Elle était partie plus tôt que moi, prétextant un rendez-vous avec son chef de service. J'avais déjeuné, seule, dans cette maison trop grande et trop vide pour une personne. Je me suis demandée si elle ne me trouvait pas distante, elle aussi. Si chacune d'entre nous trouve l'autre froide, ça ne ferait que compliquer la situation. Je décidais de lui envoyer un message, lui demandant si un restaurant lui ferait plaisir, ce soir. Elle me répondit, un quart d'heure plus tard. Elle partait dîner avec des collègues. Elle ne pouvait pas. Je lui répondis aussitôt que ce n'était pas grave. Je ne voulais pas qu'elle pense qu'elle m'ait blessée. Elle avait raison : entretenir de bonnes relations avec ses associés est primordial. Je n'y pensais plus.

Je l'ai vue ce matin.

Je sortais du métro. Je remontais les escaliers. J'arrivais devant l'immeuble de l'entreprise. Il me restait du temps. Je fis demi-tour pour m'acheter un café dans une boulangerie du quartier. Quelques minutes plus tard, je m'étais perdue. Heureusement, il me restait encore du temps pour ne pas être en retard. Tant pis pour le café. Je revins sur mes pas. A ma droite, je reconnus le bâtiment dans lequel elle travaille. Si elle n'est pas occupée ce midi, je pourrais peut-être lui rendre visite. Sur un banc, devant la porte d'entrée massive, un couple se tenait la main, regardant les employés courir pour être à l'heure. Les amants souriaient, puis s'embrassèrent. Je soupirais : n'étions-pas comme eux avant ? J'avais l'impression que nos beaux souvenirs étaient lointains. Si lointains, qu'ils en devenaient presque vaporeux, irréels. Imaginés. J'avais imaginé. Imaginé qu'elle puisse revenir vers moi. Imaginé qu'elle ait toujours des sentiments à mon égard. Imaginé qu'elle était différente. Imaginé qu'elle n'aurait jamais osé faire ça. J'avais imaginé tout ça. C'étaient juste des images.

Je l'ai vue ce matin.

Elle était sur le banc.

Elle tenait la main, à cet homme. Cette main qui avait pris tant de fois la mienne. Elle l'embrassait. Moi qui rêvais depuis des mois de regoûter ses lèvres. Elle lui chuchotait des mots doux. Comme elle les murmurait autrefois, au creux de mon oreille. Et elle souriait.
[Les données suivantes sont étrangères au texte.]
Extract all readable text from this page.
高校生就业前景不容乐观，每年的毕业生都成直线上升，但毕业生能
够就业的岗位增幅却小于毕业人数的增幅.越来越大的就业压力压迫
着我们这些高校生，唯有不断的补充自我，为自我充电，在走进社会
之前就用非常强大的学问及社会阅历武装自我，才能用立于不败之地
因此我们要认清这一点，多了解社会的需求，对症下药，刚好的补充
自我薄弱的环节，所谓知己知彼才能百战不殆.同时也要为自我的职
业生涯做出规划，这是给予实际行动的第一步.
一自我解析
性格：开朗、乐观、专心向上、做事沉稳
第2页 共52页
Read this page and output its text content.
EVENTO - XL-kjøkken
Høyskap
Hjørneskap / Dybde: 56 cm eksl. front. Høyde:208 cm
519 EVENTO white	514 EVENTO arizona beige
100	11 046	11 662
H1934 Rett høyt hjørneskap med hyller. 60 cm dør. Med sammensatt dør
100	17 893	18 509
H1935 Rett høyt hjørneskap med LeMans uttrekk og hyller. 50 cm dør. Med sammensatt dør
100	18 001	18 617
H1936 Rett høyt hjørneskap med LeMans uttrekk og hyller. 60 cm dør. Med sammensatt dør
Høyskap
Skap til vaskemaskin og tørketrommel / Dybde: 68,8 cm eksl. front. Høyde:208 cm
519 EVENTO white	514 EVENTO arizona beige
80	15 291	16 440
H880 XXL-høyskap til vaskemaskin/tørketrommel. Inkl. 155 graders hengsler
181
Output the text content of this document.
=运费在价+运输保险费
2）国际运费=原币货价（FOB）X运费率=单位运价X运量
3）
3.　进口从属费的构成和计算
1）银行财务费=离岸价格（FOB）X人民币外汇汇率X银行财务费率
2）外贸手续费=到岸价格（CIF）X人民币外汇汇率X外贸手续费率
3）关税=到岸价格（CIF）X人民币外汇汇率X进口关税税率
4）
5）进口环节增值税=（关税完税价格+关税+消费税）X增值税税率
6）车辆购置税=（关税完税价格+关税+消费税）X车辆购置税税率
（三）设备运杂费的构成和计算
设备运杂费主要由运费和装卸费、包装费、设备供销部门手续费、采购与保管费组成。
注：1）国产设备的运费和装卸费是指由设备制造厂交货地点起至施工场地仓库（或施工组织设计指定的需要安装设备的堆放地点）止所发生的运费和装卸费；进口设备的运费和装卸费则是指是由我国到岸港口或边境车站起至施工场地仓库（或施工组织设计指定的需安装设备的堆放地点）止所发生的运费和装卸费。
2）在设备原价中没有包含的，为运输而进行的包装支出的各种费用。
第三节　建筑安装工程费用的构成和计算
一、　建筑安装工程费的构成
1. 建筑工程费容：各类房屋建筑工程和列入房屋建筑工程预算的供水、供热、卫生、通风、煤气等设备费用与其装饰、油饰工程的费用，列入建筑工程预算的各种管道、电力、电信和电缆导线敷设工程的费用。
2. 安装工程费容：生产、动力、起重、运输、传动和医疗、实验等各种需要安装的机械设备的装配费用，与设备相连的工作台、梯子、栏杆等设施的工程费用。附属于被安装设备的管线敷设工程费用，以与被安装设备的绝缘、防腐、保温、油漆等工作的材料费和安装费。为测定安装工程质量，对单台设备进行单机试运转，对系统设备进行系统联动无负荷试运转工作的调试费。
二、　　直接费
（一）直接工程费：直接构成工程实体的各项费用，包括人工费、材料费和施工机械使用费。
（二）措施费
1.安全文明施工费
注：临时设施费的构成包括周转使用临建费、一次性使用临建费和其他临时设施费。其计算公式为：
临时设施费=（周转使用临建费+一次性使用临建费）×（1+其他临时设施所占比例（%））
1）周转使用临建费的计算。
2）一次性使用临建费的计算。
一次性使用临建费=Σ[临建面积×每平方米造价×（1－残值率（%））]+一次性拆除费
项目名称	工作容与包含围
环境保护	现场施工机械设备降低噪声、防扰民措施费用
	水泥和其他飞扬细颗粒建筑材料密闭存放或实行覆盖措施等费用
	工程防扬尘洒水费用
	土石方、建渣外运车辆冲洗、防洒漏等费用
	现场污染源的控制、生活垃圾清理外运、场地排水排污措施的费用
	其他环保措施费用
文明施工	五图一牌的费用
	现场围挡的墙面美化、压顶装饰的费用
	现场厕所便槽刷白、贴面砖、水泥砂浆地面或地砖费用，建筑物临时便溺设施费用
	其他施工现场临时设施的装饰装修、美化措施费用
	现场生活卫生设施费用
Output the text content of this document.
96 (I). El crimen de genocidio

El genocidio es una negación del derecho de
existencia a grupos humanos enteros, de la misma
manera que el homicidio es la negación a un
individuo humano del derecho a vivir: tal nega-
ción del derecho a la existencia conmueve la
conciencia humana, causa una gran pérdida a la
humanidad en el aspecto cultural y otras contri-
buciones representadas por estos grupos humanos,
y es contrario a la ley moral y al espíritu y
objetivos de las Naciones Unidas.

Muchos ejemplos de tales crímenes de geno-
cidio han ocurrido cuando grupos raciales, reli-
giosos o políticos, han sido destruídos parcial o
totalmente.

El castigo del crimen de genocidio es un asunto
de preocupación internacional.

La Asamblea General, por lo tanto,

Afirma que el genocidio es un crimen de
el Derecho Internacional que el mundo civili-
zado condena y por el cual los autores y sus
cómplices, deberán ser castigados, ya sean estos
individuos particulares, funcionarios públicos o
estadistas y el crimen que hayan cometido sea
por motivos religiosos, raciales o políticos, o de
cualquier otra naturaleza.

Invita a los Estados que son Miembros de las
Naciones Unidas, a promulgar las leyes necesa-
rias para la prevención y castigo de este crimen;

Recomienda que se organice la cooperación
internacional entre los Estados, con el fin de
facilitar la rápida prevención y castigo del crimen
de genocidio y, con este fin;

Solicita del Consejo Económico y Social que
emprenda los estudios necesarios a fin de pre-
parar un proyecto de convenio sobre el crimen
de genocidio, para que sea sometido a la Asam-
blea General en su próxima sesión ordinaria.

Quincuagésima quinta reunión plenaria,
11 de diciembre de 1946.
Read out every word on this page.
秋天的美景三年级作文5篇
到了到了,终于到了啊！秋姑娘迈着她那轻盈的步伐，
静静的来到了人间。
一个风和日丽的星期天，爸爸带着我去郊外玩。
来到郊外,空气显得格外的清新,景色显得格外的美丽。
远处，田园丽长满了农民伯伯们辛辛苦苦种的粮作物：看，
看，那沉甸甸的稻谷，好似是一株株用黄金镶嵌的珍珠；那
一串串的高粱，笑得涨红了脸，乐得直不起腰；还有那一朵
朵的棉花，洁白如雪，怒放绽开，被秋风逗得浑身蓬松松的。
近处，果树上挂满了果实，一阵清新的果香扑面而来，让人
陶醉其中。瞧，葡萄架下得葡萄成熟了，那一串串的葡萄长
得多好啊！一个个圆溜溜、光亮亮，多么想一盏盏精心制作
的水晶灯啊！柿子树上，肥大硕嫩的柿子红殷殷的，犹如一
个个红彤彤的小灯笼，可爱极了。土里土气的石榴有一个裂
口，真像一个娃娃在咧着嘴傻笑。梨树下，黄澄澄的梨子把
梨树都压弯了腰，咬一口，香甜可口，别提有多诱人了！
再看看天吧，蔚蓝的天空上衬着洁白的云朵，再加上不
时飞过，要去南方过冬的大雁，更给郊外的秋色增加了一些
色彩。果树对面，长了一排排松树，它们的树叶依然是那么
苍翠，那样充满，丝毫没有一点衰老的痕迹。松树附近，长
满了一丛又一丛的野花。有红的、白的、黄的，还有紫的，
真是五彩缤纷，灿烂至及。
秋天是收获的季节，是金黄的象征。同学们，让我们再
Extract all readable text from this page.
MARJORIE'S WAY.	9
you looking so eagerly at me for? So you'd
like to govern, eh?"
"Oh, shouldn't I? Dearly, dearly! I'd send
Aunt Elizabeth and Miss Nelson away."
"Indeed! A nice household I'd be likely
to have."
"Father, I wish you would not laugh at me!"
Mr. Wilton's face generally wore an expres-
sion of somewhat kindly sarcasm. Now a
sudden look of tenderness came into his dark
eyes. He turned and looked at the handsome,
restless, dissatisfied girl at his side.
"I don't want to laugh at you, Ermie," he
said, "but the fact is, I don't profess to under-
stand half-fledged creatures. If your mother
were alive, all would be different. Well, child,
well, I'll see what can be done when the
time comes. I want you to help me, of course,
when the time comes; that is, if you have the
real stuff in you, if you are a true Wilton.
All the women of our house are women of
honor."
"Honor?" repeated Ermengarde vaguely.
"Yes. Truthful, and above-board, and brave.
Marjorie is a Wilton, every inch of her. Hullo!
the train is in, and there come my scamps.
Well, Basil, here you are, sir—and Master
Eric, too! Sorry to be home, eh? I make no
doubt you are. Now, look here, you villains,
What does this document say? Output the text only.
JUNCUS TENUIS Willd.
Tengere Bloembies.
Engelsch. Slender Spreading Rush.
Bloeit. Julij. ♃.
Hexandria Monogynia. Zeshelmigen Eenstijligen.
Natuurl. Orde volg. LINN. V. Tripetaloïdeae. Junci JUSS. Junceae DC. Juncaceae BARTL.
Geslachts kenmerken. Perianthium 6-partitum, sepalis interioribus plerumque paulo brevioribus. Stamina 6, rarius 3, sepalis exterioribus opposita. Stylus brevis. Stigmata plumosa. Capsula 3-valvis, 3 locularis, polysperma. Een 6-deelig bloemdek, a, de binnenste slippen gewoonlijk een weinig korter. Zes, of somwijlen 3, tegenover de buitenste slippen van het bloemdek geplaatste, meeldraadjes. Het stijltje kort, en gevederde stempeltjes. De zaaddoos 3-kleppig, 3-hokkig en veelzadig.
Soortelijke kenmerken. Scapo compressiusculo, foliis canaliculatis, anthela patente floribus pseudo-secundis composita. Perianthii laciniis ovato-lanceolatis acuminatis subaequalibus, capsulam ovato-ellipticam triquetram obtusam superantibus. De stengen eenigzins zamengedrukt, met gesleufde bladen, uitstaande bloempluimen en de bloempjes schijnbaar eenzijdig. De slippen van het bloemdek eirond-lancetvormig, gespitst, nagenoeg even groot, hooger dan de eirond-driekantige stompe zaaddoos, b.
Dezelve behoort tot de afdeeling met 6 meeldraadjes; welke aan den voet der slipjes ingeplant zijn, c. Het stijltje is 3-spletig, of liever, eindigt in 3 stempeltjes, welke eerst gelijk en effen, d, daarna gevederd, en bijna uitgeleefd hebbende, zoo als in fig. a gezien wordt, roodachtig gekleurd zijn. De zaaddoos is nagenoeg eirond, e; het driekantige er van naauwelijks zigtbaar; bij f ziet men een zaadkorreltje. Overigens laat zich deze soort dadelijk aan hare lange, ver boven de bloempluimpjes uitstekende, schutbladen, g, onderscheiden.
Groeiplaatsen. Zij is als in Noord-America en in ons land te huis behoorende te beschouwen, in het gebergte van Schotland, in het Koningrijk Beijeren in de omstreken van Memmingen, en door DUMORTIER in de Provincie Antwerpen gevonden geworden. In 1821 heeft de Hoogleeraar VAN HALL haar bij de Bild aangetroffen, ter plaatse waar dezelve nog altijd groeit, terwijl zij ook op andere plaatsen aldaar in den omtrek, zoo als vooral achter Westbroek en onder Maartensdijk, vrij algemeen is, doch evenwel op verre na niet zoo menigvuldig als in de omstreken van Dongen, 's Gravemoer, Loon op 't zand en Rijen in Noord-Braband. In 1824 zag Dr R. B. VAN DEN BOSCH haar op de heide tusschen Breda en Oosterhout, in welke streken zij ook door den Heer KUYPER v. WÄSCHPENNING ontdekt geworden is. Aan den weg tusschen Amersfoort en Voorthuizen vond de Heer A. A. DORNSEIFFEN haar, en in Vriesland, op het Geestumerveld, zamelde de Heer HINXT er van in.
Image semblable à mes souvenirs.

Ils étaient donc bien réels. Ma mémoire ne me jouait aucun tour : j'avais réellement vécu ces moments. Moments de joie, moments de bonheur, moments d'amour. Ah ! Qu'en est-il aujourd'hui ? Je fis demi-tour, essayant de m'empêcher de penser. Je retournais dans le métro.